When I woke up, I had experienced 6 months of humiliation. I looked at my peers. They had endured the same. It was Captain Crewcut’s idea of a bad joke.

“What’s that smell?” I asked.

“It’s a nursing home in outer space. What did you expect? These people have been waiting here for 40 years.”

“Why didn’t they go back?”

“That’s a good question, I don’t have the answer to. We’d better suit-up.”

When we got to the ward, nobody was awake. “

As you can see, we keep them comatose—similar to hyper sleep, but with one exception; we have to keep them under with special medication, similar to stem cells.” Captain Crewcut was even more powerful looking in a medical jacket. Anyone who looked at him could tell he liked to play god.
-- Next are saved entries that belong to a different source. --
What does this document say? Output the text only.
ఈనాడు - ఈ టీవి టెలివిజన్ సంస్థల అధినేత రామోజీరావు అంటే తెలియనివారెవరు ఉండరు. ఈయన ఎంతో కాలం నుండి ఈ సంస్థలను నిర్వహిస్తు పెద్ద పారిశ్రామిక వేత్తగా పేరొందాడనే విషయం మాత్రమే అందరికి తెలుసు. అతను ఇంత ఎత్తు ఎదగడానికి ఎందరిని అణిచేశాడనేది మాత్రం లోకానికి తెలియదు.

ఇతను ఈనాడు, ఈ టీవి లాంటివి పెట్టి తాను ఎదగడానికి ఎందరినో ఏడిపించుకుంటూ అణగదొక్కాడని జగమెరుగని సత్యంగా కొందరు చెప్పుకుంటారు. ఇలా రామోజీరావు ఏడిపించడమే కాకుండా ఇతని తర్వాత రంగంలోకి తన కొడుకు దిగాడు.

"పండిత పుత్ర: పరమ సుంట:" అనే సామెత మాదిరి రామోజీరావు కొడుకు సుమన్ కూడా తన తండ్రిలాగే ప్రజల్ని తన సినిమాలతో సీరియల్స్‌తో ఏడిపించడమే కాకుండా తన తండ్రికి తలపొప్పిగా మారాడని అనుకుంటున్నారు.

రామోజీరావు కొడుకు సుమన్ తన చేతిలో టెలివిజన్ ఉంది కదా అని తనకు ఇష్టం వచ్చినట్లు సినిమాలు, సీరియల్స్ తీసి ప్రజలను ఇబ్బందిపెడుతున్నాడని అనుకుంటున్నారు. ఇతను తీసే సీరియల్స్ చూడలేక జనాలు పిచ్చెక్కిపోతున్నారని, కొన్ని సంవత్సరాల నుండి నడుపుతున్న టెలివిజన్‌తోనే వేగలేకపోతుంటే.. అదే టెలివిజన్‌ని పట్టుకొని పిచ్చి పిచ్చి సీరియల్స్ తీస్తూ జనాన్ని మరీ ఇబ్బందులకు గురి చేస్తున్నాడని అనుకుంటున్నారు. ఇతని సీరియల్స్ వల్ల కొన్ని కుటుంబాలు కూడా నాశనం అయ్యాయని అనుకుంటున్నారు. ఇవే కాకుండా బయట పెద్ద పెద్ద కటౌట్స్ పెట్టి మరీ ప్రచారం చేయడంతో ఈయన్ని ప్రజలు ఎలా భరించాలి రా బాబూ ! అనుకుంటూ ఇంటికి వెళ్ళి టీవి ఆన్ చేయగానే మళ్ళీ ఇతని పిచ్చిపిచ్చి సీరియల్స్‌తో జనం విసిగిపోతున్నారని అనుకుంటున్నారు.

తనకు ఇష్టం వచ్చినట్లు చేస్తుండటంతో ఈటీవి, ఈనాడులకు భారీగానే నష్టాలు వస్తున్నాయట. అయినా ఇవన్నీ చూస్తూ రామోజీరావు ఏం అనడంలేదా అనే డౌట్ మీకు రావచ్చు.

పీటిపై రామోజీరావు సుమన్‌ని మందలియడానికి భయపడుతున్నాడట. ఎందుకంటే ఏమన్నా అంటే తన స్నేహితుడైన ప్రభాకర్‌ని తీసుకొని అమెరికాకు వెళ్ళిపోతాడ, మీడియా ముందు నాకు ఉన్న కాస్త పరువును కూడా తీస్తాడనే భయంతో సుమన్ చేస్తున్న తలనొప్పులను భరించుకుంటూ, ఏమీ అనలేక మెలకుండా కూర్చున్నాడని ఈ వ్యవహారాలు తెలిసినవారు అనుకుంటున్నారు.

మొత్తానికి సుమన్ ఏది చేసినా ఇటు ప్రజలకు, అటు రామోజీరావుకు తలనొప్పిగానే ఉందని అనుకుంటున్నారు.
“You insert the needle like so. Follow these charts. If something out of the ordinary happens, come and get me.” He said this like nothing out of the ordinary would happen.

That was it, and he left us. It was difficult to go to work with the view from outside. The gold planet glowed like a volcano. It was like staring at a second sun, but more solid, and so large, it nearly blotted out space.

“You’re telling me, there’s not a single place on that planet to land?” Brandon asked.

“Just look at it though, the eruptions, and the rivers of lava.”

“Somehow, Cortez would’ve found a way. The gas mines were pretty bad; I doubt the gold planet can be any worse.”

I read the charts and gathered up the syringes. “Mr. Covington, It’ll be two doses for you.” When I administered the contents, his body relaxed. He could’ve been 100 years old.

Then a pulse, like a gigantic sun spot shot across the station. Vibration and sound caused my ears to ring and my head to explode. Several of the patients sat up in the toxic black and gold light. Their faces were half-dead, with paralyzed muscles that quivered to speak, but couldn’t.

“What’s going on here?” Captain Crewcut demanded. “My god, you’ve got to give them more medication.” He started inserting the syringes himself, at the base of the skull, not paying attention to dosage.

I wasn’t a medical professional, and obviously, Captain Crewcut wasn’t either. He was panicked, but in no time, all the patients were sedated. It caused me to wonder about the Captain and why he so desperately needed to keep the patients under. It was an answer I was going to get to the bottom of.